The paper introduces the Lakehouse architecture for data storage and analytics on open file formats. Their implementation provides comparable performance with better consistency by directly using the source data unlike the two-tier data lake + warehouse architecture which requires additional ETL and storage.
Architecture
It might not be evident in the figure but there’s usually a staging area where data is processed before loading it into a data warehouse.
Systems using the lakehouse architecture access and store data in an object store (owned by the customer) and run a transactional metadata layer on top to keep track of objects and which table they belong to.
The metadata layer enables safer access to the underlying data and allows multi-object updates (required since a single table is split across multiple files).
They don’t mention it in the paper but there’d be some kind of a catalog on top of the object metadata layer to track all the tables and their schema.
The data is stored using open file formats like Parquet or ORC.
Their implementation uses Delta Lake for metadata storage and the Delta Engine for execution.
Delta Lake stores the metadata as Parquet files in the data lake (object store) itself.
For better performance, they maintain additional data on top of the cloud data lake.

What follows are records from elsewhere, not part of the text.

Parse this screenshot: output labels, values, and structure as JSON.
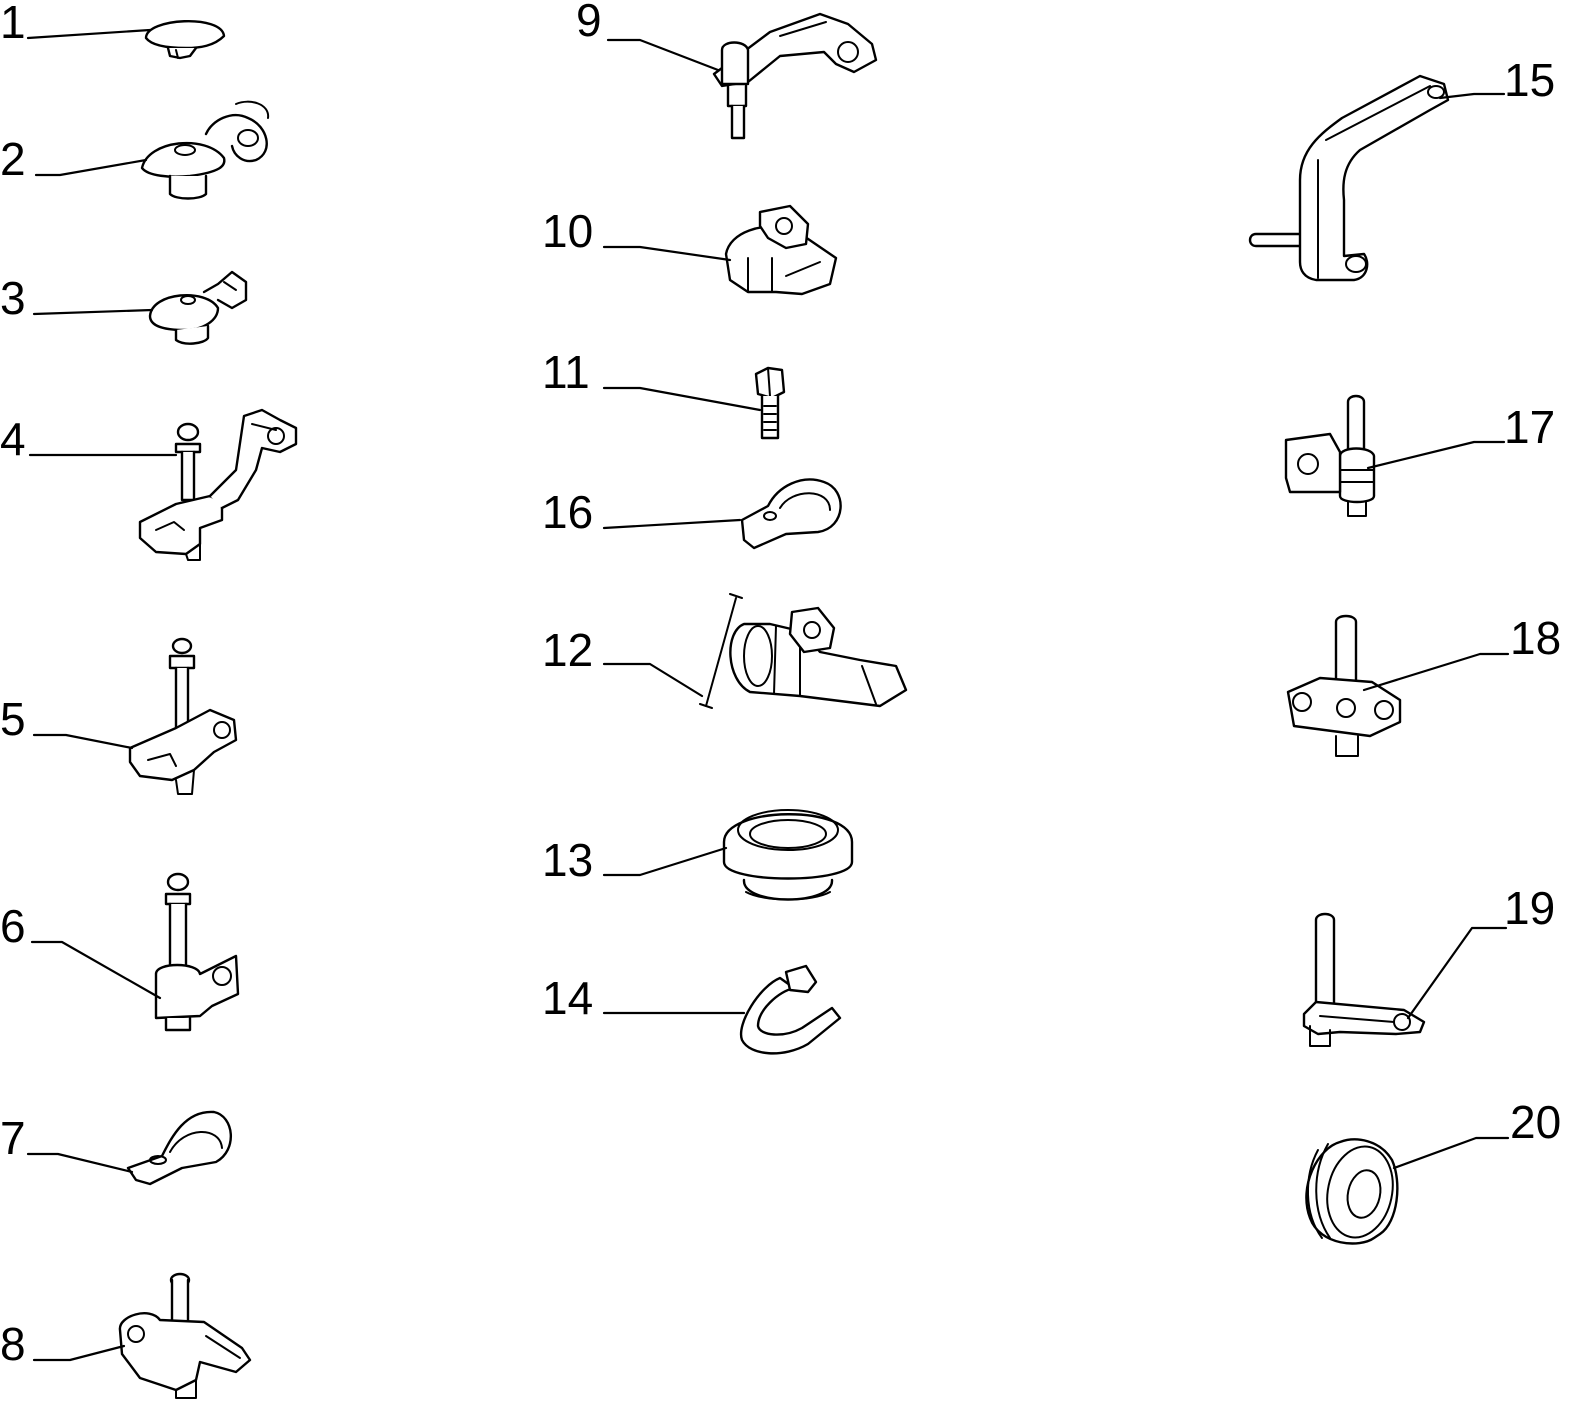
{
  "diagram": {
    "callouts": [
      {
        "id": "1",
        "label": "1"
      },
      {
        "id": "2",
        "label": "2"
      },
      {
        "id": "3",
        "label": "3"
      },
      {
        "id": "4",
        "label": "4"
      },
      {
        "id": "5",
        "label": "5"
      },
      {
        "id": "6",
        "label": "6"
      },
      {
        "id": "7",
        "label": "7"
      },
      {
        "id": "8",
        "label": "8"
      },
      {
        "id": "9",
        "label": "9"
      },
      {
        "id": "10",
        "label": "10"
      },
      {
        "id": "11",
        "label": "11"
      },
      {
        "id": "12",
        "label": "12"
      },
      {
        "id": "13",
        "label": "13"
      },
      {
        "id": "14",
        "label": "14"
      },
      {
        "id": "15",
        "label": "15"
      },
      {
        "id": "16",
        "label": "16"
      },
      {
        "id": "17",
        "label": "17"
      },
      {
        "id": "18",
        "label": "18"
      },
      {
        "id": "19",
        "label": "19"
      },
      {
        "id": "20",
        "label": "20"
      }
    ]
  }
}
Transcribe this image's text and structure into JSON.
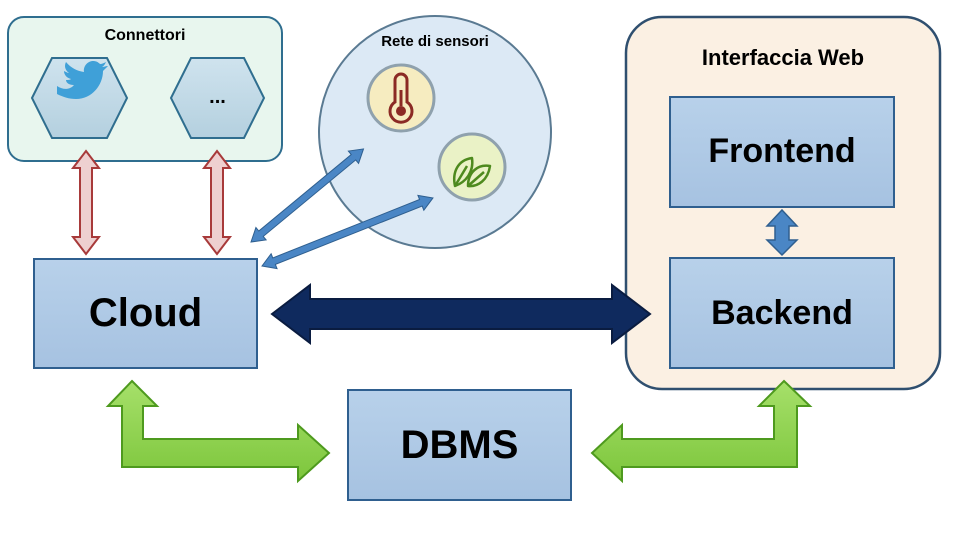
{
  "connectors": {
    "title": "Connettori",
    "items": [
      {
        "icon": "twitter-bird-icon",
        "label": ""
      },
      {
        "icon": "",
        "label": "..."
      }
    ]
  },
  "sensors": {
    "title": "Rete di sensori",
    "items": [
      {
        "icon": "thermometer-icon"
      },
      {
        "icon": "leaves-icon"
      }
    ]
  },
  "web": {
    "title": "Interfaccia Web",
    "frontend": "Frontend",
    "backend": "Backend"
  },
  "cloud": {
    "label": "Cloud"
  },
  "dbms": {
    "label": "DBMS"
  },
  "colors": {
    "connectors_panel": "#e8f6ee",
    "web_panel": "#fbf0e3",
    "box_fill": "#adc8e6",
    "box_stroke": "#4f7fb0",
    "dark_arrow": "#0f2a5e",
    "green_arrow": "#8cd14b",
    "red_arrow": "#e8c4c4",
    "blue_arrow": "#4a86c5"
  }
}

Their execution engine caches files (on SSDs, RAM) and maintains auxiliary data (like indexes and stats).
Apart from this, they also reorder records to cluster.
They use space-filling curves to reorder data which based on multiple parameters instead of just one. Space-filling curves provide a way to encode those multi parameters into a single value while preserving the closeness of those records for better ordering.
I’d suggest checking out Hilbert’s curve if you’re interested.
Evaluation
They’ve used the TPC-DS benchmark with 30TB of data (stored as Parquet files). Even in their own evaluation, the Delta Engine doesn’t do too well compared to one of the undisclosed vendors on test duration and cost for on-demand instances.
But, getting similar performance to data warehouses (that require additional storage, data pipelines and have a proprietary format) is definitely a win.
Discussion
While the paper mentions supporting multiple formats, as per current Delta Lake docs1, it only supports storage in Parquet files.
You can import CSV, JSON and other formats but Delta Lake would need to convert them to Parquet files first. While Parquet is more efficient for storage and easier to optimize for execution, I’d like to see support for more unstructured formats.
They also mention decompressing the Parquet data in cache for faster execution. Using the Arrow in-memory format could make reads faster for “hot data”.
I also came across Building a serverless Data Lakehouse from spare parts in which the authors implement the lakehouse architecture entirely with open source tools.
File and table formats seem standard now. With recent efforts in commoditizing the catalog2 and execution3 layer, the lock-in will eventually move from the infra to the overall platform. Hopefully, this leads to vendors focusing on better UX for business and data science teams.